In a production cluster, you would not use hostPath. Instead a cluster administrator would provision a network resource like a Google Compute Engine persistent disk, an NFS share, or an Amazon Elastic Block Store volume. Cluster administrators can also use StorageClasses to set up dynamic provisioning.
- As you mentioned, there is quite a good option for non-cloud k8s clusters Longhorn
Longhorn is a lightweight, reliable, and powerful distributed block storage system for Kubernetes.
Longhorn implements distributed block storage using containers and microservices. Longhorn creates a dedicated storage controller for each block device volume and synchronously replicates the volume across multiple replicas stored on multiple nodes. The storage controller and replicas are themselves orchestrated using Kubernetes.
- Also, check this Bitnami PostgreSQL Helm chart
It offers a PostgreSQL Helm chart that comes pre-configured for security, scalability and data replication. It's a great combination: all the open source goodness of PostgreSQL (foreign keys, joins, views, triggers, stored procedures…) together with the consistency, portability and self-healing features of Kubernetes.
Comments
You should take care of getting dynamic block storage.
Host path is kind of what you want, but it's not dynamic, meaning it can't move around nodes. So if your node goes down, you have a problem.
If it's managed by a cloud vendor, there should be a premade storage class that covers this, i.e. azure disk.
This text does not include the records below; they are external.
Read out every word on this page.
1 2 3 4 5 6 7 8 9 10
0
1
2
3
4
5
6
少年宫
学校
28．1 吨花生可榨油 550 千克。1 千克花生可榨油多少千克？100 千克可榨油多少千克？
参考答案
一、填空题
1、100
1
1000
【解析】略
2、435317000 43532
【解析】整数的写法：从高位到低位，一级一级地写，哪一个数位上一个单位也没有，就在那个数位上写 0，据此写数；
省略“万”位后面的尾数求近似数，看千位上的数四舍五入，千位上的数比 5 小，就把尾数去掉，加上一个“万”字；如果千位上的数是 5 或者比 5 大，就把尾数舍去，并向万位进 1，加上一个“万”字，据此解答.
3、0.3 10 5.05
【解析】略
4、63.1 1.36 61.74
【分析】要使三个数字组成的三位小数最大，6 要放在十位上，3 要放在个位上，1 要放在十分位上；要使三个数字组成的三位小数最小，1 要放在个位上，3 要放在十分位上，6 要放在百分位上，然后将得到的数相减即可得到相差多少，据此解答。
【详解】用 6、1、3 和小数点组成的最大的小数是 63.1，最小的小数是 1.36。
NFS and S3 don't make sense for database data. You are not dealing with files/objects in that sense.
4 Comments
Whole, point of running DB on k8s to ensure auto scaling, High availability, fault tolerance. Hostpath or local storage will make your DB to run on specific hosts which is as good as running on a bare metal server. If that nice goes down then DB is gone. So when a host goes down the DB should auto fail over to another node, for that you want shared storage. Following should be your option. Ceph-rook: uses local storage but provides replication and clustering. Too complicated and a big beast to maintain. Longhorn: easiest k8s storage provider, uses local storage. Backed by SUSE. Robin: a middle ground between the above two. Nfs provisioner: points to an external nfs server. Pretty easy. Not recommended for big DB load. We on Azure AKS use pre built Azure disk.